Johann SPERGEN (1750-1802) Concerto in D for trumpet, oboes, horns, strings and continuo
Johann NERUDA ( c.1707-1776) Concerto in E flat for corno da caccia, strings and continuo;
Johann Nepomuk HUMMEL (1778-1837) Concerto in E major for trumpet and orchestra
Ludwig Guttler (trumpet and corno da caccia)
Neues Bachisches Collegium Musicum Leipzig/Max Pommer
Recorded Leipzig 1982 (Schwartzopff); June 1986 (Heinichen; Sperger); May 1986 (Molter; Neruda; Hummel)
CAPRICCIO SACD 71019 [66.34]

 

The first question that I hear you shout is ‘What is a Corno da Caccia?’ and then ‘What kind of Trumpet is being used?’ Well it seems rather curious to me that in these days when CD booklets often say more about the performers and instruments than about the music, this one says nothing about the instruments being used. A bit of detective work proves necessary.
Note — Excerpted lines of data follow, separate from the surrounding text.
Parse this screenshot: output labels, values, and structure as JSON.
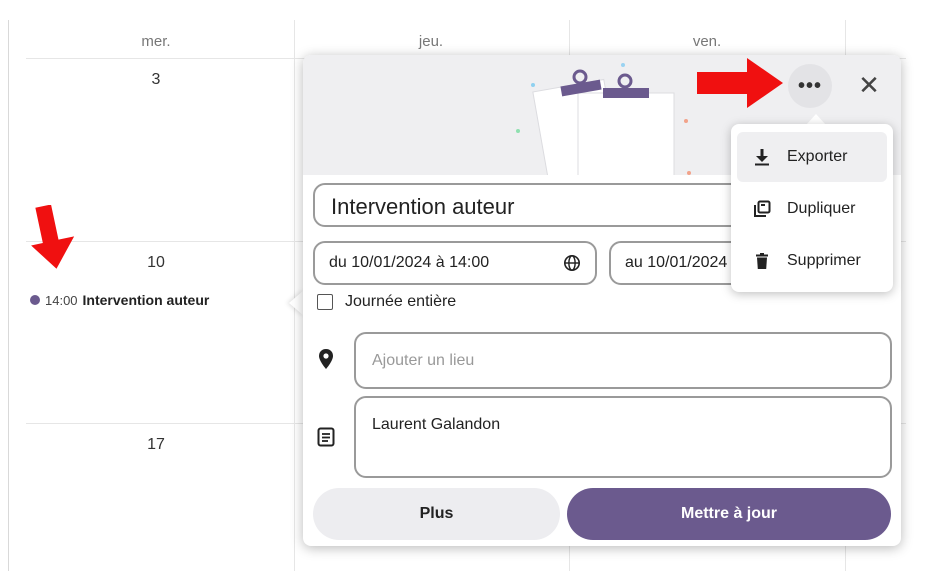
{
  "calendar": {
    "day_headers": [
      "mer.",
      "jeu.",
      "ven."
    ],
    "day_numbers": [
      "3",
      "10",
      "17"
    ],
    "event": {
      "time": "14:00",
      "title": "Intervention auteur",
      "color": "#6b5a8e"
    }
  },
  "popup": {
    "more_icon": "more-horizontal-icon",
    "more_label": "•••",
    "close_label": "✕",
    "title_value": "Intervention auteur",
    "start_value": "du 10/01/2024 à 14:00",
    "end_value": "au 10/01/2024",
    "allday_label": "Journée entière",
    "location_placeholder": "Ajouter un lieu",
    "description_value": "Laurent Galandon",
    "plus_label": "Plus",
    "update_label": "Mettre à jour",
    "accent": "#6b5a8e"
  },
  "menu": {
    "items": [
      {
        "label": "Exporter",
        "icon": "download-icon"
      },
      {
        "label": "Dupliquer",
        "icon": "duplicate-icon"
      },
      {
        "label": "Supprimer",
        "icon": "trash-icon"
      }
    ]
  },
  "annotations": {
    "arrow_color": "#ff0000"
  }
}
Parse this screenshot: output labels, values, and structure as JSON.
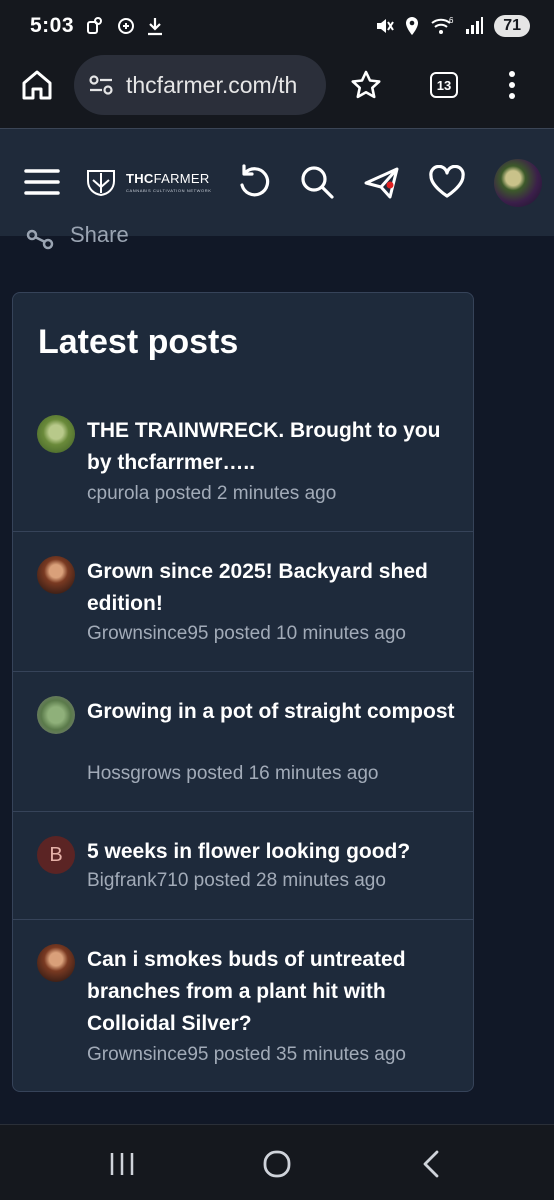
{
  "status_bar": {
    "time": "5:03",
    "battery": "71",
    "left_icons": [
      "nfc-icon",
      "data-saver-icon",
      "download-icon"
    ],
    "right_icons": [
      "mute-icon",
      "location-icon",
      "wifi-6-icon",
      "signal-icon"
    ]
  },
  "browser": {
    "url": "thcfarmer.com/th",
    "tab_count": "13"
  },
  "site_header": {
    "logo_main_bold": "THC",
    "logo_main_thin": "FARMER",
    "logo_sub": "CANNABIS CULTIVATION NETWORK"
  },
  "share": {
    "label": "Share"
  },
  "latest_posts": {
    "title": "Latest posts",
    "posts": [
      {
        "title": "THE TRAINWRECK. Brought to you by thcfarrmer…..",
        "meta": "cpurola posted 2 minutes ago",
        "avatar": "avatar-image"
      },
      {
        "title": "Grown since 2025! Backyard shed edition!",
        "meta": "Grownsince95 posted 10 minutes ago",
        "avatar": "avatar-image"
      },
      {
        "title": "Growing in a pot of straight compost",
        "meta": "Hossgrows posted 16 minutes ago",
        "avatar": "avatar-image"
      },
      {
        "title": "5 weeks in flower looking good?",
        "meta": "Bigfrank710 posted 28 minutes ago",
        "avatar_letter": "B"
      },
      {
        "title": "Can i smokes buds of untreated branches from a plant hit with Colloidal Silver?",
        "meta": "Grownsince95 posted 35 minutes ago",
        "avatar": "avatar-image"
      }
    ]
  },
  "colors": {
    "page_bg": "#111827",
    "header_bg": "#1f2a3a",
    "card_bg": "#1e2a3b",
    "meta_text": "#a2abb8",
    "letter_avatar_bg": "#5b2424"
  }
}
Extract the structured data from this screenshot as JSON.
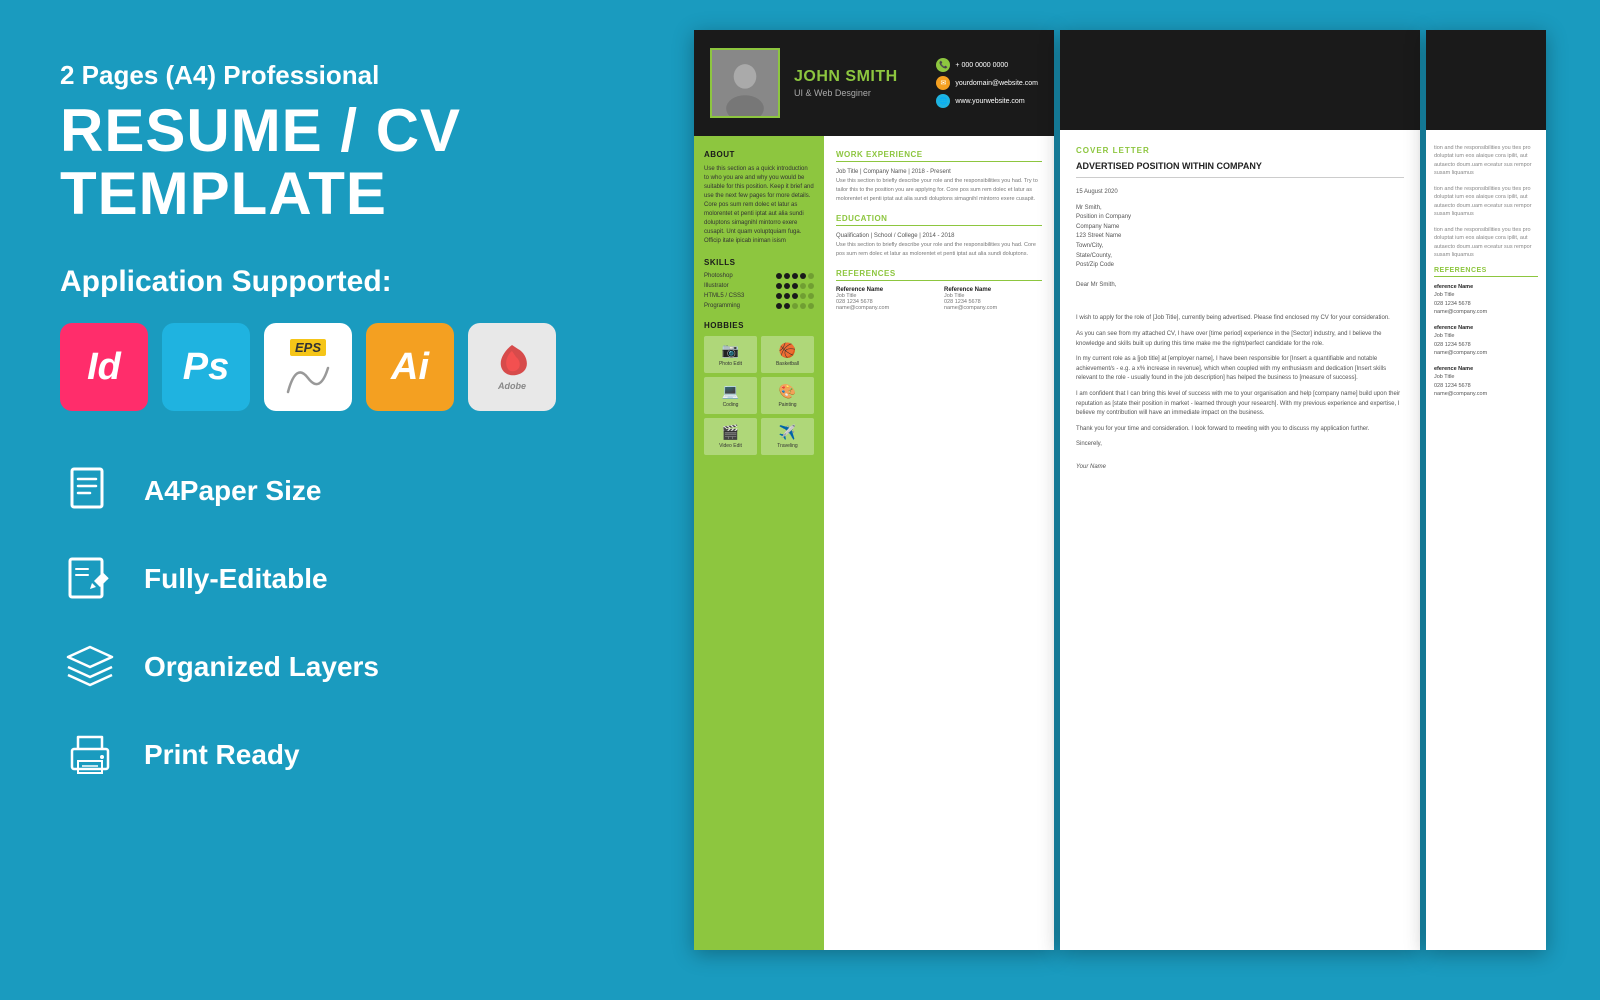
{
  "left": {
    "subtitle": "2 Pages (A4) Professional",
    "main_title": "RESUME / CV TEMPLATE",
    "app_supported_label": "Application Supported:",
    "apps": [
      {
        "name": "InDesign",
        "abbr": "Id",
        "type": "indesign"
      },
      {
        "name": "Photoshop",
        "abbr": "Ps",
        "type": "photoshop"
      },
      {
        "name": "EPS",
        "abbr": "EPS",
        "type": "eps"
      },
      {
        "name": "Illustrator",
        "abbr": "Ai",
        "type": "illustrator"
      },
      {
        "name": "Adobe PDF",
        "abbr": "PDF",
        "type": "pdf"
      }
    ],
    "features": [
      {
        "label": "A4Paper Size",
        "icon": "document"
      },
      {
        "label": "Fully-Editable",
        "icon": "edit"
      },
      {
        "label": "Organized Layers",
        "icon": "layers"
      },
      {
        "label": "Print Ready",
        "icon": "print"
      }
    ]
  },
  "cv": {
    "name": "JOHN SMITH",
    "title": "UI & Web Desginer",
    "contact": {
      "phone": "+ 000 0000 0000",
      "email": "yourdomain@website.com",
      "web": "www.yourwebsite.com"
    },
    "about_text": "Use this section as a quick introduction to who you are and why you would be suitable for this position. Keep it brief and use the next few pages for more details. Core pos sum rem dolec et latur as molorentet et penti iptat aut alia sundi doluptons simagnihl mintorro exere cusapit. Unt quam voluptquiam fuga. Officip itate ipicab iniman isism",
    "skills": [
      {
        "name": "Photoshop",
        "level": 4,
        "max": 5
      },
      {
        "name": "Illustrator",
        "level": 3,
        "max": 5
      },
      {
        "name": "HTML5 / CSS3",
        "level": 3,
        "max": 5
      },
      {
        "name": "Programming",
        "level": 2,
        "max": 5
      }
    ],
    "hobbies": [
      {
        "label": "Photo Edit",
        "icon": "📷"
      },
      {
        "label": "Basketball",
        "icon": "🏀"
      },
      {
        "label": "Coding",
        "icon": "💻"
      },
      {
        "label": "Painting",
        "icon": "🎨"
      },
      {
        "label": "Video Edit",
        "icon": "🎬"
      },
      {
        "label": "Traveling",
        "icon": "✈️"
      }
    ],
    "cover_letter": {
      "section_label": "COVER LETTER",
      "position": "ADVERTISED POSITION WITHIN COMPANY",
      "date": "15 August 2020",
      "addressee": "Mr Smith,\nPosition in Company\nCompany Name\n123 Street Name\nTown/City,\nState/County,\nPost/Zip Code",
      "salutation": "Dear Mr Smith,",
      "body": [
        "I wish to apply for the role of [Job Title], currently being advertised. Please find enclosed my CV for your consideration.",
        "As you can see from my attached CV, I have over [time period] experience in the [Sector] industry, and I believe the knowledge and skills built up during this time make me the right/perfect candidate for the role.",
        "In my current role as a [job title] at [employer name], I have been responsible for [Insert a quantifiable and notable achievement/s - e.g. a x% increase in revenue], which when coupled with my enthusiasm and dedication [Insert skills relevant to the role - usually found in the job description] has helped the business to [measure of success].",
        "I am confident that I can bring this level of success with me to your organisation and help [company name] build upon their reputation as [state their position in market - learned through your research]. With my previous experience and expertise, I believe my contribution will have an immediate impact on the business.",
        "Thank you for your time and consideration. I look forward to meeting with you to discuss my application further.",
        "Sincerely,"
      ],
      "signature": "Your Name"
    },
    "references": [
      {
        "name": "eference Name",
        "job_title": "Job Title",
        "phone": "028 1234 5678",
        "email": "name@company.com"
      },
      {
        "name": "eference Name",
        "job_title": "Job Title",
        "phone": "028 1234 5678",
        "email": "name@company.com"
      },
      {
        "name": "eference Name",
        "job_title": "Job Title",
        "phone": "028 1234 5678",
        "email": "name@company.com"
      }
    ],
    "ref_desc_text": "tion and the responsibilities you ttes pro doluptat ium eos alaique cora ipilit, aut autaecto doum.uam eceatur sus rempor susam liquamus"
  }
}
Precise dates of these compositions are unknown but the two concertos for horn on this CD are from the 1720s (Heinichen) and the 1760s (Neruda). Although some developments were taking place at the time, the horn remained unvalved with chromatic notes obtainable by crooks of different lengths. Later hand-stopped chromatic notes were discovered. The effect was an ability to play much further down in the bass clef and to play non-diatonic melodic notes. These developments can be heard in the Neruda concerto and it’s interesting to compare the two works. Neruda’s concerto is far more ‘style-galante’ than the others and its slow movement’s elegance begins with the horn in its lyrical highest register. Its mini-cadenza explores further with chromatic added notes. The third movement, marked Vivace, explores the fullest register and has some delightful, typical sequential writing. This is still the age of the harpsichord continuo and it is used in all of the concertos apart from the famous Hummel Concerto which ends the CD.

Speaking of the trumpet, it was no longer quite the ceremonial instrument by the mid-18th Century that it had been even 50 years before. Nevertheless it maintained its pride of place. There was even invented a particularly versatile creature called a ‘slide trumpet’. No matter what variant was used, the trumpet was mostly valveless. Composers enjoyed writing for it. Its ability to carry a melody clearly over any texture in any acoustic was an obvious advantage. The five movement grand Ouverture (c.1700) by Schwartzkopff which opens the CD proves the ceremonial point, with its rather pompous Chaconne and opening Ouverture. The music was written in Paris and is much in keeping with its time and place, compared with the Hummel concerto (1803) which ends the CD. In the Hummel we can hear how the trumpet had achieved success as a serious concert instrument with its famous and flashy finale. In between comes the rather serious Molter, (1740) and the imaginative Heinichen (c.1725), whose concerto is for two ‘corni da caccia’ includes some fantastic high register trills in contrast with the two flutes each often in thirds. There is also the polished if somewhat uninspired Spergen (1778) whose work is in just two movements. Each work demonstrates the instrument’s development and in this recording, as befits such a fine player, a fair degree of virtuosity. This last work was actually written for the ‘Clarino Principale’ an instrument popular for a while in Vienna where the composer worked.

As I said the booklet notes by Manfred Fechner tells us nothing of the instruments being used. However they are good on the composers and on their music as was typical of many 1980s discs. The cover gives us a clue with Guttler holding a shiny four-valved instrument.

The performances throughout are clean and clear although not on authentic instruments and with quite a large body of strings. The harpsichord is strongly prominent and the woodwind play quite beautifully. Tempi are never sluggish and there is no sentimentality in the slow movements. The music eases itself gracefully from phrase to phrase.

Although these recordings are twenty years old they do not show their age. This SACD is one of the best and most natural sounding I have yet encountered.